# Flying Scot vs. Lightning vs. Interlake



## Dave9137 (Oct 17, 2010)

I am considering purchasing one of these three sailboats and would like to get an opportunity to sail them before purchasing one of them (I live in Michigan). Has anyone sailed more than one of them to be able to compare? Which would you recommend for all around daysailing ? I would like to try sailing the boat on Lake Huron, and on inland lakes in Michigan.


----------



## dhays (Jul 9, 2010)

From sailing them as a kid, I can tell you that a Lighting is a lot of work and is a wet boat. It is also not a boat that you would be able to single hand comfortably in anything but very, very light air.


----------



## TheFrog (Oct 25, 2007)

*Flying Scot*

Personally I chose the Flying Scot.

I don't think you could go wrong with either (or a Thistle).
I have never sailed a Lightning but watch them at my club.
The Flying Scot is a simpler boat. The Lightning has many more 'tweaks' you can do.
The Flying Scot is a 'sit-in' boat with real bench seats. I believe the Lightning is a 'sit-on' boat - no backrest.
Are you interested in racing? Then you might want to see what the dominant fleet in your area is.
The Lightning is a bit higher performance. The Flying Scot is a good all round boat, but doesn't really shine against other classes until the wind pipes up.
If you are just day sailing, a couple of other boats to give a thought to are the Boston Whaler Harpoons, the Buccaneer, and the O'Day Day Sailer.

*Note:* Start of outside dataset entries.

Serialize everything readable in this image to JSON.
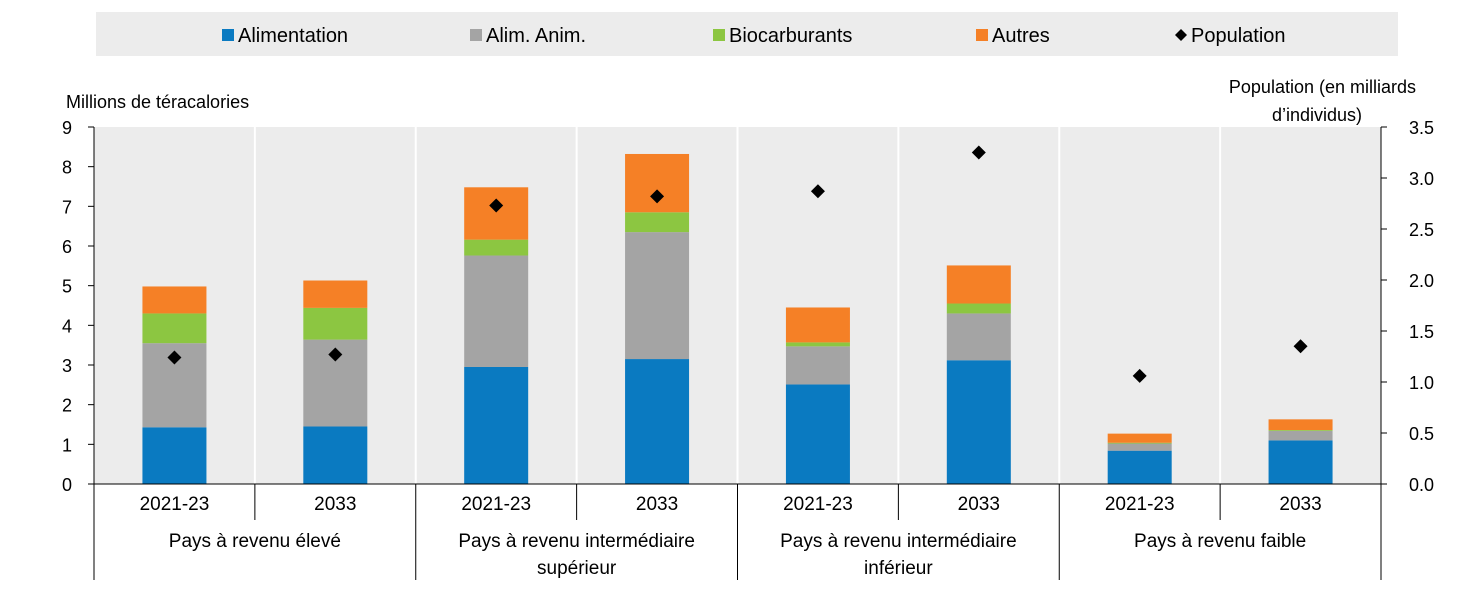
{
  "chart_data": {
    "type": "stacked-bar",
    "legend": [
      {
        "key": "alimentation",
        "label": "Alimentation",
        "color": "#0a7ac1",
        "shape": "square"
      },
      {
        "key": "alim_anim",
        "label": "Alim. Anim.",
        "color": "#a4a4a4",
        "shape": "square"
      },
      {
        "key": "biocarburants",
        "label": "Biocarburants",
        "color": "#8cc641",
        "shape": "square"
      },
      {
        "key": "autres",
        "label": "Autres",
        "color": "#f58026",
        "shape": "square"
      },
      {
        "key": "population",
        "label": "Population",
        "color": "#000000",
        "shape": "diamond"
      }
    ],
    "left_axis": {
      "label": "Millions de téracalories",
      "min": 0,
      "max": 9,
      "ticks": [
        "0",
        "1",
        "2",
        "3",
        "4",
        "5",
        "6",
        "7",
        "8",
        "9"
      ]
    },
    "right_axis": {
      "label_lines": [
        "Population (en milliards",
        "d’individus)"
      ],
      "min": 0.0,
      "max": 3.5,
      "ticks": [
        "0.0",
        "0.5",
        "1.0",
        "1.5",
        "2.0",
        "2.5",
        "3.0",
        "3.5"
      ]
    },
    "groups": [
      {
        "label_lines": [
          "Pays à revenu élevé"
        ],
        "bars": [
          {
            "period": "2021-23",
            "alimentation": 1.43,
            "alim_anim": 2.12,
            "biocarburants": 0.75,
            "autres": 0.68,
            "population": 1.24
          },
          {
            "period": "2033",
            "alimentation": 1.45,
            "alim_anim": 2.19,
            "biocarburants": 0.8,
            "autres": 0.69,
            "population": 1.27
          }
        ]
      },
      {
        "label_lines": [
          "Pays à revenu intermédiaire",
          "supérieur"
        ],
        "bars": [
          {
            "period": "2021-23",
            "alimentation": 2.95,
            "alim_anim": 2.81,
            "biocarburants": 0.4,
            "autres": 1.32,
            "population": 2.73
          },
          {
            "period": "2033",
            "alimentation": 3.15,
            "alim_anim": 3.2,
            "biocarburants": 0.5,
            "autres": 1.47,
            "population": 2.82
          }
        ]
      },
      {
        "label_lines": [
          "Pays à revenu intermédiaire",
          "inférieur"
        ],
        "bars": [
          {
            "period": "2021-23",
            "alimentation": 2.51,
            "alim_anim": 0.96,
            "biocarburants": 0.1,
            "autres": 0.88,
            "population": 2.87
          },
          {
            "period": "2033",
            "alimentation": 3.12,
            "alim_anim": 1.18,
            "biocarburants": 0.25,
            "autres": 0.96,
            "population": 3.25
          }
        ]
      },
      {
        "label_lines": [
          "Pays à revenu faible"
        ],
        "bars": [
          {
            "period": "2021-23",
            "alimentation": 0.84,
            "alim_anim": 0.18,
            "biocarburants": 0.02,
            "autres": 0.23,
            "population": 1.06
          },
          {
            "period": "2033",
            "alimentation": 1.1,
            "alim_anim": 0.24,
            "biocarburants": 0.02,
            "autres": 0.27,
            "population": 1.35
          }
        ]
      }
    ]
  }
}
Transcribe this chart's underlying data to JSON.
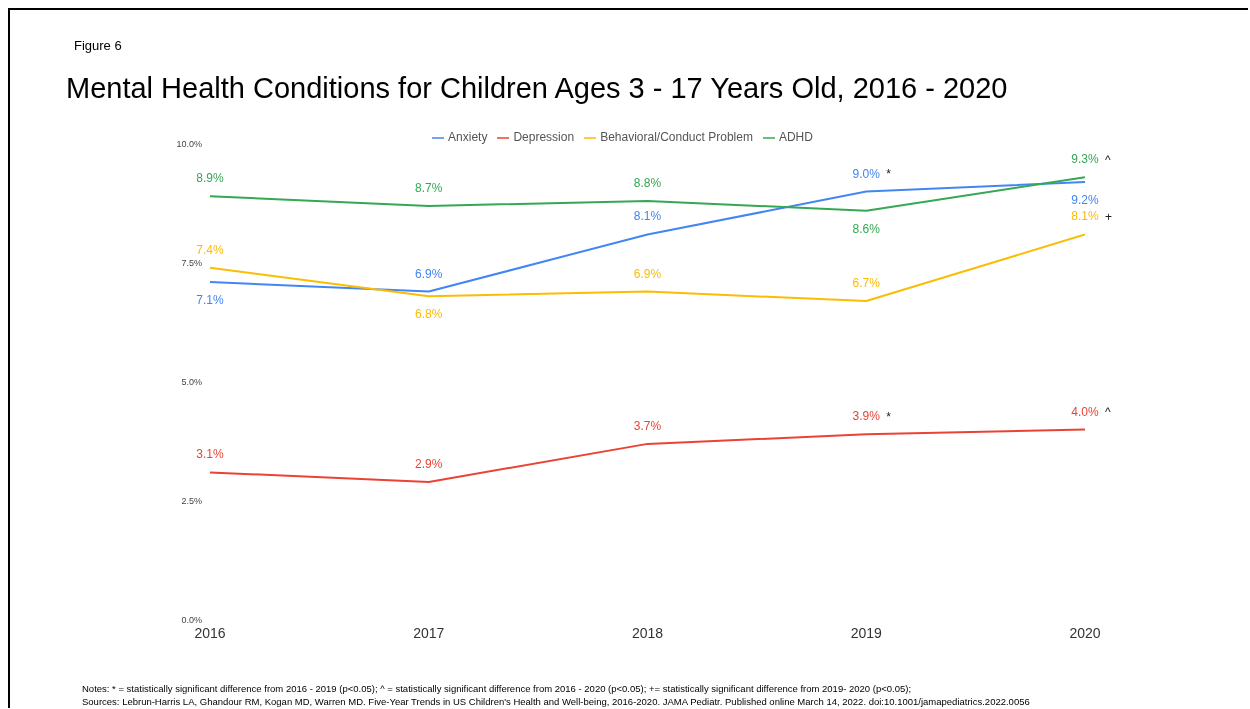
{
  "chart_data": {
    "type": "line",
    "title": "Mental Health Conditions for Children Ages 3 - 17 Years Old, 2016 - 2020",
    "categories": [
      "2016",
      "2017",
      "2018",
      "2019",
      "2020"
    ],
    "series": [
      {
        "name": "Anxiety",
        "color": "#4285f4",
        "values": [
          7.1,
          6.9,
          8.1,
          9.0,
          9.2
        ],
        "value_labels": [
          "7.1%",
          "6.9%",
          "8.1%",
          "9.0%",
          "9.2%"
        ]
      },
      {
        "name": "Depression",
        "color": "#ea4335",
        "values": [
          3.1,
          2.9,
          3.7,
          3.9,
          4.0
        ],
        "value_labels": [
          "3.1%",
          "2.9%",
          "3.7%",
          "3.9%",
          "4.0%"
        ]
      },
      {
        "name": "Behavioral/Conduct Problem",
        "color": "#fbbc04",
        "values": [
          7.4,
          6.8,
          6.9,
          6.7,
          8.1
        ],
        "value_labels": [
          "7.4%",
          "6.8%",
          "6.9%",
          "6.7%",
          "8.1%"
        ]
      },
      {
        "name": "ADHD",
        "color": "#34a853",
        "values": [
          8.9,
          8.7,
          8.8,
          8.6,
          9.3
        ],
        "value_labels": [
          "8.9%",
          "8.7%",
          "8.8%",
          "8.6%",
          "9.3%"
        ]
      }
    ],
    "ylim": [
      0,
      10
    ],
    "yticks": [
      {
        "value": 0,
        "label": "0.0%"
      },
      {
        "value": 2.5,
        "label": "2.5%"
      },
      {
        "value": 5,
        "label": "5.0%"
      },
      {
        "value": 7.5,
        "label": "7.5%"
      },
      {
        "value": 10,
        "label": "10.0%"
      }
    ],
    "grid": false,
    "legend": "top",
    "marker": "none",
    "line_style": "solid",
    "annotations": [
      "Figure 6",
      {
        "text": "*",
        "x": "2019",
        "y": 9.0
      },
      {
        "text": "^",
        "x": "2020",
        "y": 9.3
      },
      {
        "text": "+",
        "x": "2020",
        "y": 8.1
      },
      {
        "text": "*",
        "x": "2019",
        "y": 3.9
      },
      {
        "text": "^",
        "x": "2020",
        "y": 4.0
      },
      "Notes: * = statistically significant difference from 2016 - 2019 (p<0.05); ^ = statistically significant difference from 2016 - 2020 (p<0.05); += statistically significant difference from 2019- 2020 (p<0.05);",
      "Sources: Lebrun-Harris LA, Ghandour RM, Kogan MD, Warren MD. Five-Year Trends in US Children's Health and Well-being, 2016-2020. JAMA Pediatr. Published online March 14, 2022. doi:10.1001/jamapediatrics.2022.0056"
    ]
  }
}
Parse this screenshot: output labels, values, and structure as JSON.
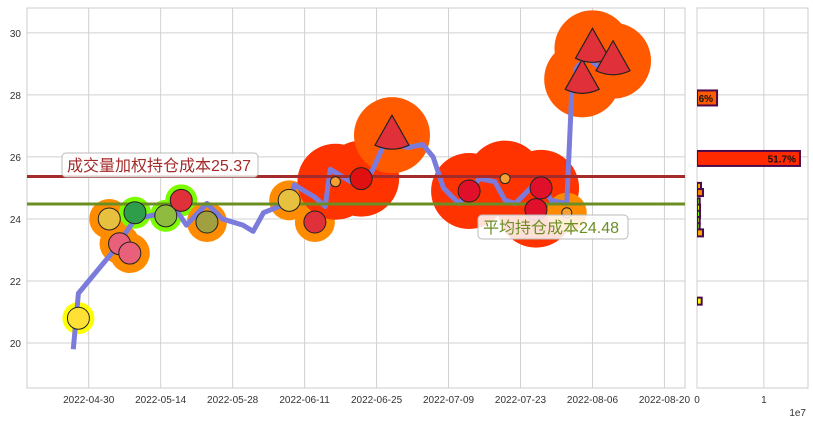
{
  "chart_data": [
    {
      "type": "line",
      "xlim": [
        "2022-04-18",
        "2022-08-24"
      ],
      "ylim": [
        18.55,
        30.8
      ],
      "grid": true,
      "x_ticks": [
        "2022-04-30",
        "2022-05-14",
        "2022-05-28",
        "2022-06-11",
        "2022-06-25",
        "2022-07-09",
        "2022-07-23",
        "2022-08-06",
        "2022-08-20"
      ],
      "y_ticks": [
        20,
        22,
        24,
        26,
        28,
        30
      ],
      "line_color": "#7b7bdc",
      "series": [
        {
          "values": [
            [
              "2022-04-27",
              19.8
            ],
            [
              "2022-04-28",
              21.6
            ],
            [
              "2022-05-05",
              23.0
            ],
            [
              "2022-05-09",
              24.0
            ],
            [
              "2022-05-12",
              24.1
            ],
            [
              "2022-05-17",
              24.3
            ],
            [
              "2022-05-19",
              23.8
            ],
            [
              "2022-05-23",
              24.5
            ],
            [
              "2022-05-26",
              24.0
            ],
            [
              "2022-05-30",
              23.8
            ],
            [
              "2022-06-01",
              23.6
            ],
            [
              "2022-06-03",
              24.2
            ],
            [
              "2022-06-06",
              24.4
            ],
            [
              "2022-06-08",
              24.5
            ],
            [
              "2022-06-09",
              25.1
            ],
            [
              "2022-06-13",
              24.7
            ],
            [
              "2022-06-15",
              24.4
            ],
            [
              "2022-06-16",
              25.6
            ],
            [
              "2022-06-20",
              25.2
            ],
            [
              "2022-06-22",
              25.2
            ],
            [
              "2022-06-24",
              25.5
            ],
            [
              "2022-06-27",
              26.6
            ],
            [
              "2022-06-28",
              26.5
            ],
            [
              "2022-07-01",
              26.3
            ],
            [
              "2022-07-04",
              26.4
            ],
            [
              "2022-07-06",
              26.0
            ],
            [
              "2022-07-08",
              25.0
            ],
            [
              "2022-07-11",
              24.5
            ],
            [
              "2022-07-13",
              24.9
            ],
            [
              "2022-07-15",
              25.3
            ],
            [
              "2022-07-18",
              25.2
            ],
            [
              "2022-07-20",
              24.6
            ],
            [
              "2022-07-22",
              24.5
            ],
            [
              "2022-07-25",
              25.0
            ],
            [
              "2022-07-27",
              25.1
            ],
            [
              "2022-07-29",
              24.6
            ],
            [
              "2022-08-01",
              24.5
            ],
            [
              "2022-08-02",
              28.2
            ],
            [
              "2022-08-03",
              28.9
            ],
            [
              "2022-08-05",
              29.2
            ],
            [
              "2022-08-08",
              28.8
            ]
          ]
        }
      ],
      "markers": [
        {
          "date": "2022-04-28",
          "price": 20.8,
          "fruit": "banana",
          "color": "#ffff00"
        },
        {
          "date": "2022-05-04",
          "price": 24.0,
          "fruit": "pineapple",
          "color": "#ff8c00"
        },
        {
          "date": "2022-05-06",
          "price": 23.2,
          "fruit": "radish",
          "color": "#ff8c00"
        },
        {
          "date": "2022-05-08",
          "price": 22.9,
          "fruit": "radish",
          "color": "#ff8c00"
        },
        {
          "date": "2022-05-09",
          "price": 24.2,
          "fruit": "peas",
          "color": "#7cfc00"
        },
        {
          "date": "2022-05-15",
          "price": 24.1,
          "fruit": "kiwi",
          "color": "#7cfc00"
        },
        {
          "date": "2022-05-18",
          "price": 24.6,
          "fruit": "watermelon",
          "color": "#7cfc00"
        },
        {
          "date": "2022-05-23",
          "price": 23.9,
          "fruit": "pear",
          "color": "#ff8c00"
        },
        {
          "date": "2022-06-08",
          "price": 24.6,
          "fruit": "pineapple",
          "color": "#ff8c00"
        },
        {
          "date": "2022-06-13",
          "price": 23.9,
          "fruit": "watermelon",
          "color": "#ff8c00"
        },
        {
          "date": "2022-06-17",
          "price": 25.2,
          "fruit": "carrot",
          "color": "#ff3300"
        },
        {
          "date": "2022-06-22",
          "price": 25.3,
          "fruit": "apple",
          "color": "#ff3300"
        },
        {
          "date": "2022-06-28",
          "price": 26.7,
          "fruit": "watermelon",
          "color": "#ff5a00"
        },
        {
          "date": "2022-07-13",
          "price": 24.9,
          "fruit": "strawberry",
          "color": "#ff3300"
        },
        {
          "date": "2022-07-20",
          "price": 25.3,
          "fruit": "carrot",
          "color": "#ff3300"
        },
        {
          "date": "2022-07-27",
          "price": 25.0,
          "fruit": "strawberry",
          "color": "#ff3300"
        },
        {
          "date": "2022-07-26",
          "price": 24.3,
          "fruit": "strawberry",
          "color": "#ff3300"
        },
        {
          "date": "2022-08-01",
          "price": 24.2,
          "fruit": "carrot",
          "color": "#ff8c00"
        },
        {
          "date": "2022-08-04",
          "price": 28.5,
          "fruit": "watermelon",
          "color": "#ff5a00"
        },
        {
          "date": "2022-08-06",
          "price": 29.5,
          "fruit": "watermelon",
          "color": "#ff5a00"
        },
        {
          "date": "2022-08-10",
          "price": 29.1,
          "fruit": "watermelon",
          "color": "#ff5a00"
        }
      ],
      "hlines": [
        {
          "value": 25.37,
          "label": "成交量加权持仓成本25.37",
          "color": "#a52a2a"
        },
        {
          "value": 24.48,
          "label": "平均持仓成本24.48",
          "color": "#6b8e23"
        }
      ]
    },
    {
      "type": "bar",
      "orientation": "horizontal",
      "xlim": [
        0,
        16600000
      ],
      "ylim": [
        18.55,
        30.8
      ],
      "x_ticks": [
        "0",
        "1"
      ],
      "x_offset_label": "1e7",
      "grid": true,
      "bars": [
        {
          "price": 27.9,
          "value": 3000000,
          "label": "6%",
          "color": "#ff5a00"
        },
        {
          "price": 25.95,
          "value": 15400000,
          "label": "51.7%",
          "color": "#ff2a00"
        },
        {
          "price": 25.05,
          "value": 600000,
          "label": "",
          "color": "#ffa500"
        },
        {
          "price": 24.85,
          "value": 900000,
          "label": "",
          "color": "#ff7f00"
        },
        {
          "price": 24.55,
          "value": 400000,
          "label": "",
          "color": "#7cfc00"
        },
        {
          "price": 24.35,
          "value": 450000,
          "label": "",
          "color": "#d4ff00"
        },
        {
          "price": 24.15,
          "value": 450000,
          "label": "",
          "color": "#7cfc00"
        },
        {
          "price": 23.95,
          "value": 400000,
          "label": "",
          "color": "#adff2f"
        },
        {
          "price": 23.75,
          "value": 400000,
          "label": "",
          "color": "#7cfc00"
        },
        {
          "price": 23.55,
          "value": 900000,
          "label": "",
          "color": "#ffa500"
        },
        {
          "price": 21.35,
          "value": 700000,
          "label": "",
          "color": "#ffff00"
        }
      ]
    }
  ]
}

What part of Michigan are you in? You might want to check the Flying Scot association (Flying Scot® Sailing Association, Inc.) and find a local fleet and see if you can hitch a ride through them.

All of the boats mentioned have pluses and minuses. Really depends on your experience, how many are sailing with you, what are their ages, and what you are looking for.

I love the Flying Scot as it is pretty stable, comfortable for my non-sailing wife and two young boys (4 + 6), durable, and still has performance to race.


----------



## Dave9137 (Oct 17, 2010)

Thanks to both of you for replying. I am now in my sixties and think a boat that is not quite as challenging as a Lightning might be best for me. I guess I am now leaning more to a Flying Scot or an Interlake. Both are popular in Michigan. I am hoping to hitch a ride on each of these in the Spring. It would be interesting to hear from anyone who has sailed both a Flying Scot and an Interlake.


----------



## slap (Mar 13, 2008)

One advantage to the Flying Scot is that it is easy to get replacement parts from the builder, and the builder keeps a stock of parts on hand. With the Lightning and Interlake, an older boat may be built by a company now out of business, so any replacement part from another builder may not fit and may have to be modified to work.

The Interlake came with two different styles of decks - one that had seats so you could sit in the boat, and one without seats where you sat on the deck.

According to the Portsmouth Handicap numbers, the Lightning is the fastest (87.0), then the Interlake (89.1) and the Scot (89.6). The Lightning has a much larger spinnaker, which helps to give it the edge. So for casual sailing, the boat speeds are fairly close.

I've sailed both the Interlake and the Scot, but I sailed the Interlake 40 years ago, and the Scot around 20-25 years ago.


----------



## hriehl1 (Aug 8, 2007)

I do not have anything to add concerning the three you mentioned, I think the comments and distinctions made are accurate. All are fine boats.

But I would caution you away from the Buccaneer... they are fast and fun, but tender and a real handful... great for racing but not the best for casual daysailing.

I do own an O'Day Daysailer... a bit smaller at 17 feet (OK for 4 but no more) but easy to find, inexpensive to buy, easy to trailer and launch (my mid-50s wife and I can be in the water in 15 minutes) and parts are readily available. Performance is (comparitively) on the leisurely side but it will plane in a good wind.

The Rhodes 19 is another in this general class that may be worth a look if you found one available.


----------



## reillyjd (Oct 14, 2006)

*I vote for the Flying Scot*

I've sailed the Scot ( a lot ) and the Lightning ( a little ) and never sailed an Interlake. Having said that, I vote for the Scot for the following reasons:

Easy sailing boat, and in my opinion less work to sail than the Lightning, and more forgiving. I've taught many dozens of new sailors how to sail on a Scot, and believe me - they did everything wrong one could imagine, but the boat didn't. It is very hard to capsize, it can be fast, it can be raced or daysailed (one friend even cruised on a Scot for three weeks), and the company that builds them is a great operation to deal with. If I was in the market for a daysailor, I'd go buy a used flying scot in a heartbeat.


----------



## primerate84 (Jun 14, 2006)

I've sailed both Lightnings and Flying Scots. Ended up buying a Flying Scot because it was a lot easier to sale and it was more fun for me (just a personal opinion). The Lightning is faster, but if speed is not high on your list, the Flying Scot is comfortable and safe. If was designed in Port Clinton, Ohio to be a day sailor for Lake Erie, and if you ever got caught in a sudden storm on Lake Erie (I did coming back from Put-In-Bay on my Scot), you will appreciate how the boat handles rough seas.


----------



## Dave9137 (Oct 17, 2010)

I appreciate all the information and advice. Looks like the Flying Scot is the favorite. I will be sailing the Interlake in the Spring here in Michigan as it is the rental boat used by a local sailing club I will join. But I definitely want to try the Scot before I make a purchase .


----------